BUYING A PROPERTY AS YOUR MAIN RESIDENCE
(when the seller is a private individual)

If you are buying a property in Italy with the intention of applying for residency within 18 months of purchase, you are entitled to a tax incentive, paying 2%, instead of the usual 9%, of the valore catastale (unless the property is classified as a luxury property and in this case the tax is 9%) This tax is called the ‘Imposta di Registro’, or registration tax. In addition, there are 2 small taxes of 50 euros each to pay – imposte ipotecarie and catastali – which are a mortgage tax and stamp duty.

BUYING A PROPERTY AS A SECOND HOME OR HOLIDAY HOME
(when the seller is a private individual)

If you are buying a property, but will not be making it your main residence within 18 months, you will pay the 9% tax rate on the valore catastale. In addition, you will pay the 2 small taxes of 50 euros, for stamp duty and mortgage tax.

NB. If you declare that you will become resident within 18 months of the purchase, but don’t do so, you will be liable to pay the difference in the 2% and 9% tax, plus a fine of 20% of this amount. The tax office has 5 years in which to ask for this money, from the date of the purchase.

BUYING A PROPERTY FROM A DEVELOPER OR CONSTRUCTOR
(when the property has been completed within 5 years of the purchase)
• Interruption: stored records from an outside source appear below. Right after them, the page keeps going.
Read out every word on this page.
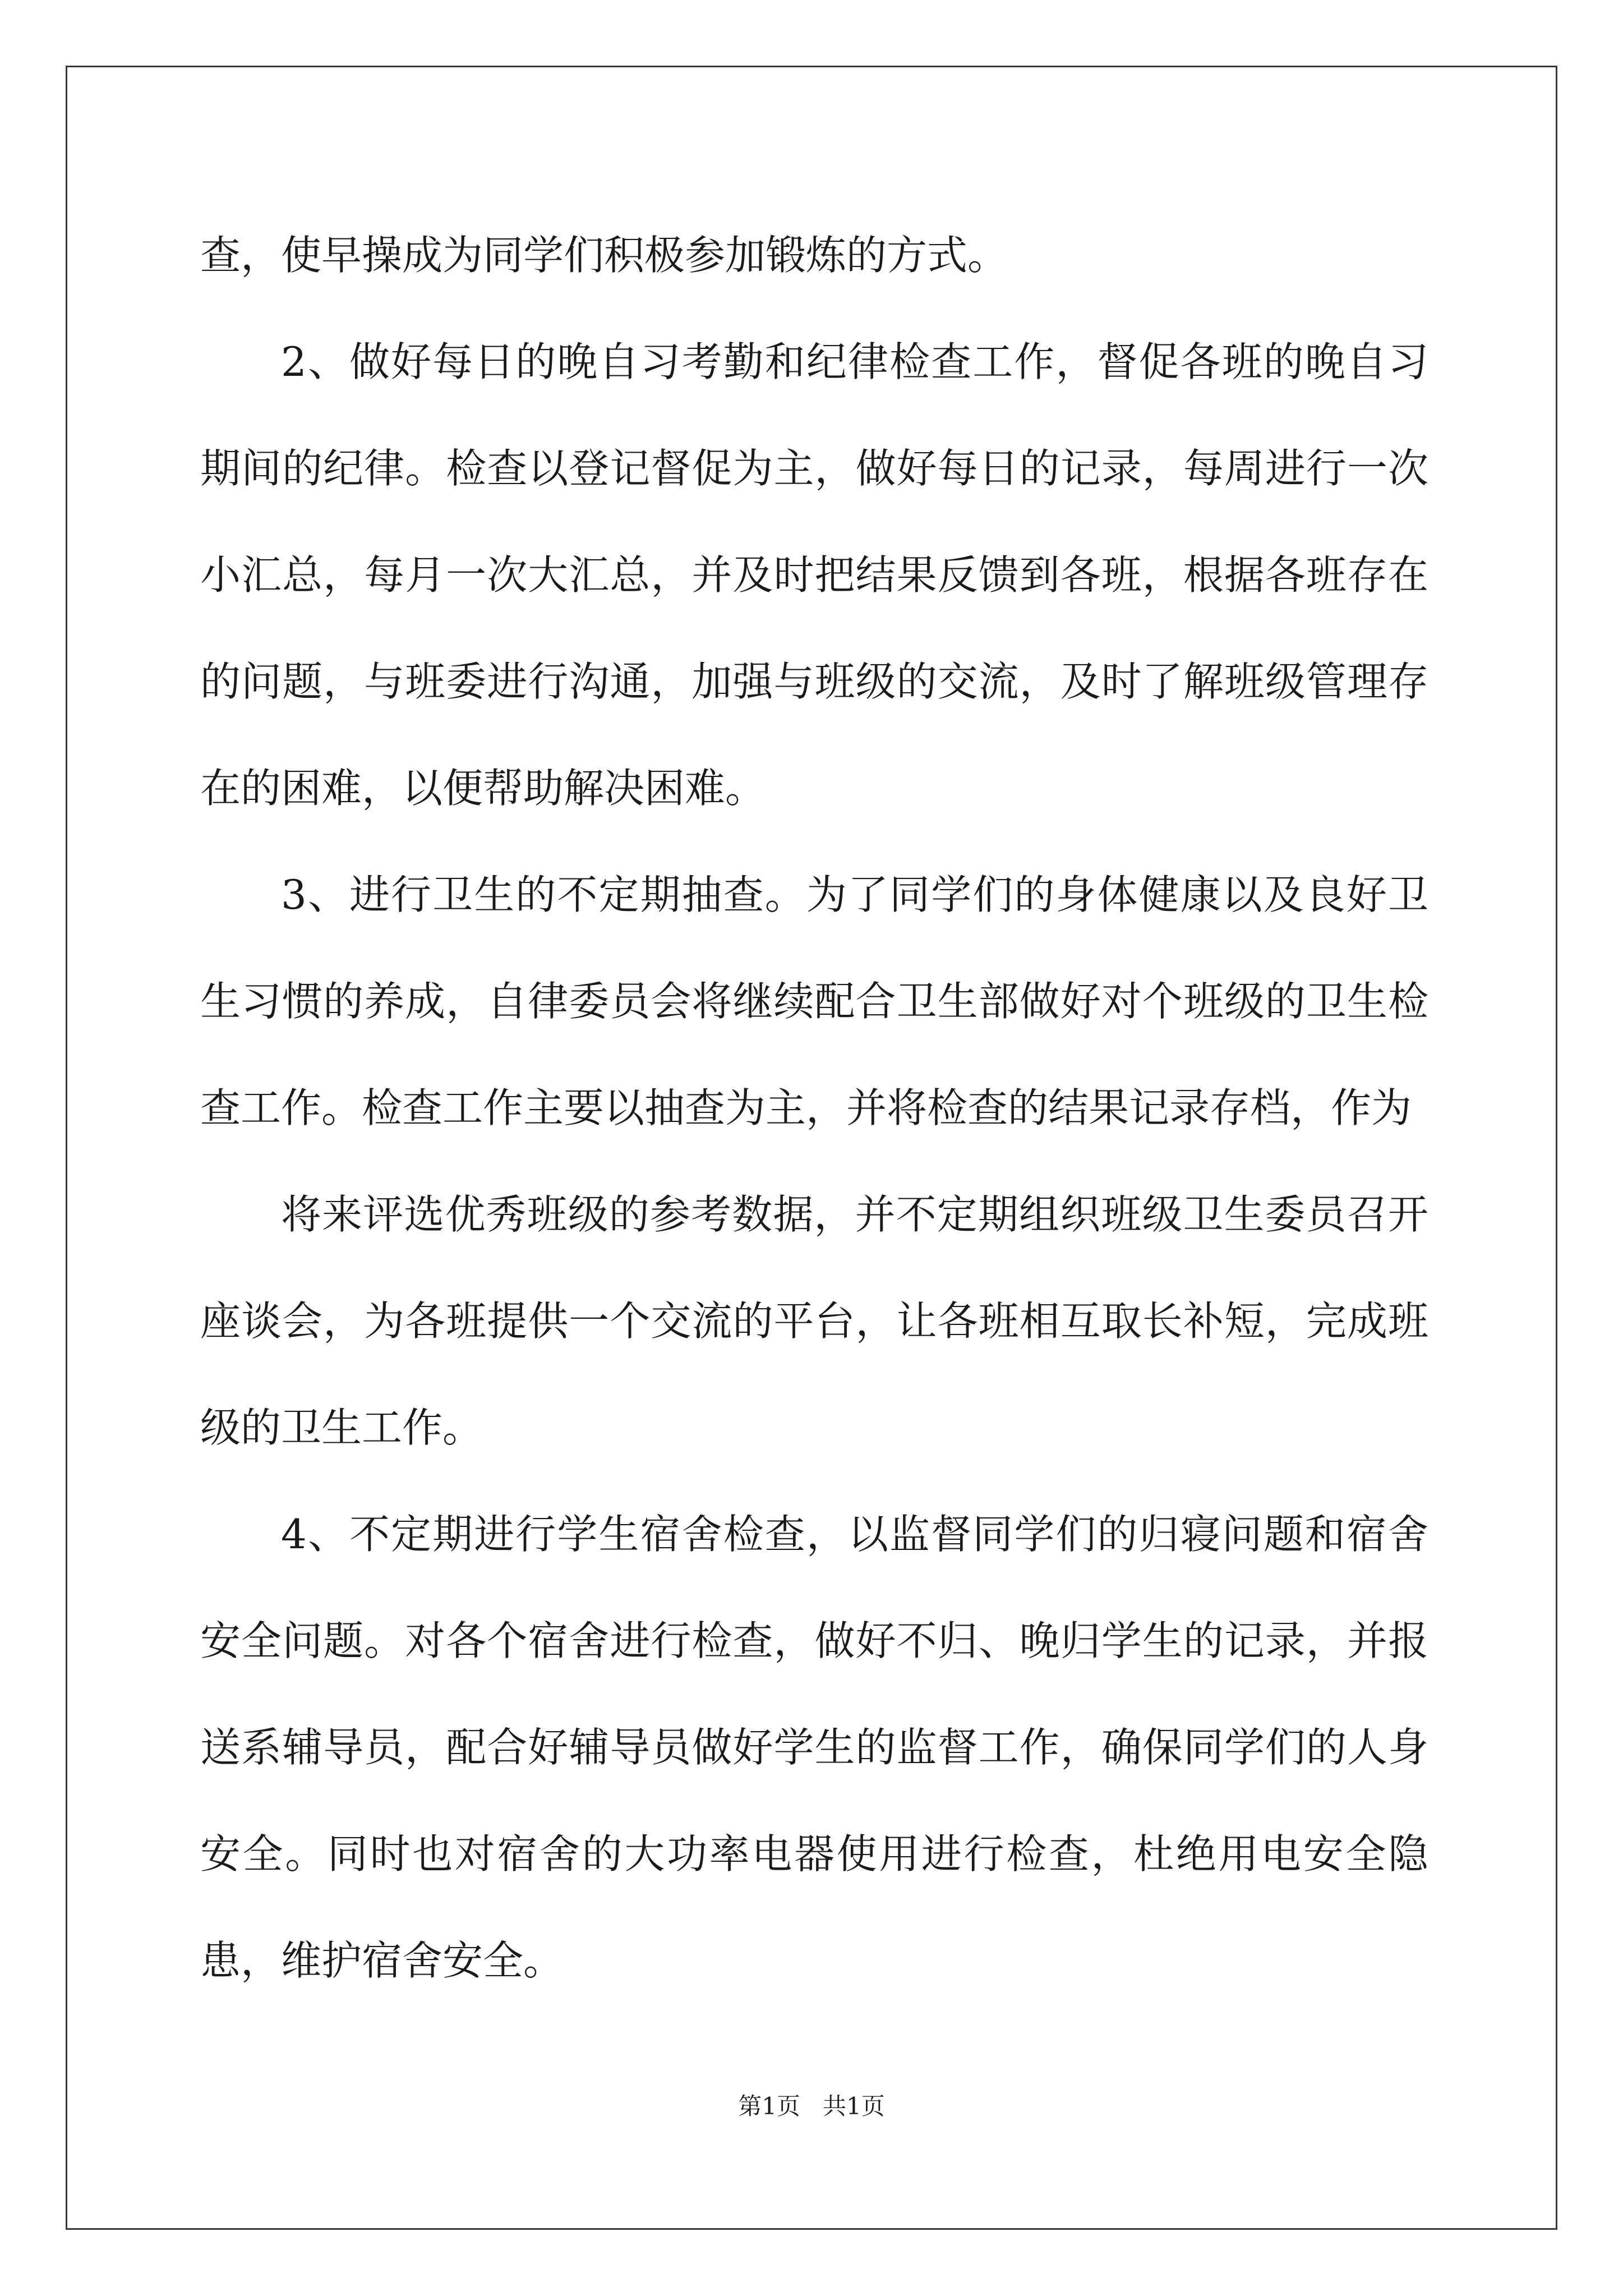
查，使早操成为同学们积极参加锻炼的方式。

2、做好每日的晚自习考勤和纪律检查工作，督促各班的晚自习期间的纪律。检查以登记督促为主，做好每日的记录，每周进行一次小汇总，每月一次大汇总，并及时把结果反馈到各班，根据各班存在的问题，与班委进行沟通，加强与班级的交流，及时了解班级管理存在的困难，以便帮助解决困难。

3、进行卫生的不定期抽查。为了同学们的身体健康以及良好卫生习惯的养成，自律委员会将继续配合卫生部做好对个班级的卫生检查工作。检查工作主要以抽查为主，并将检查的结果记录存档，作为

将来评选优秀班级的参考数据，并不定期组织班级卫生委员召开座谈会，为各班提供一个交流的平台，让各班相互取长补短，完成班级的卫生工作。

4、不定期进行学生宿舍检查，以监督同学们的归寝问题和宿舍安全问题。对各个宿舍进行检查，做好不归、晚归学生的记录，并报送系辅导员，配合好辅导员做好学生的监督工作，确保同学们的人身安全。同时也对宿舍的大功率电器使用进行检查，杜绝用电安全隐患，维护宿舍安全。

第1页   共1页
As your main residence – you pay 4% of the purchase price, plus 200 euros registration tax, 200 euros mortgage tax and 200 euros stamp duty.

As a second home – you pay 10% of the purchase price (unless the property is classified as a luxury property, in which case you pay 22% of the purchase price). Plus, you pay 200 euros registration tax, 200 euros mortgage tax and 200 euros stamp duty.

If you buy a property from a developer or constructor, but the property has been completed more than 5 years ago, the taxes are calculated in the same way as for a private individual.

AGRICULTURAL LAND

The tax for agricultural land is 12% of the declared value of the land. However, if the land surrounds the property, it is possible to pay the tax on the tax value of the land, in the same way as the house.

TAXES WHEN SELLING A PROPERTY IN ITALY

If you are selling a property in Italy, there are 2 taxes which you may be liable to pay, if you have owned the property for less than 5 years.

If you are selling within 5 years of having purchased a property where you have had residency, you should re-purchase another property in Italy within 1 year of the sale, otherwise you will lose the tax benefits of the original purchase.

If you are selling within 5 years of having purchased a property, and you sell for a higher price than the purchase price, you may have to pay capital gains tax (but, any costs for renovation and improvements to the property can be used to offset the tax, as long as there are invoices for the work). If the property was a second home, then you pay capital gains tax. If you had residency at the house for more than 50% of the time that you owned it, then you don’t have to pay capital gains tax.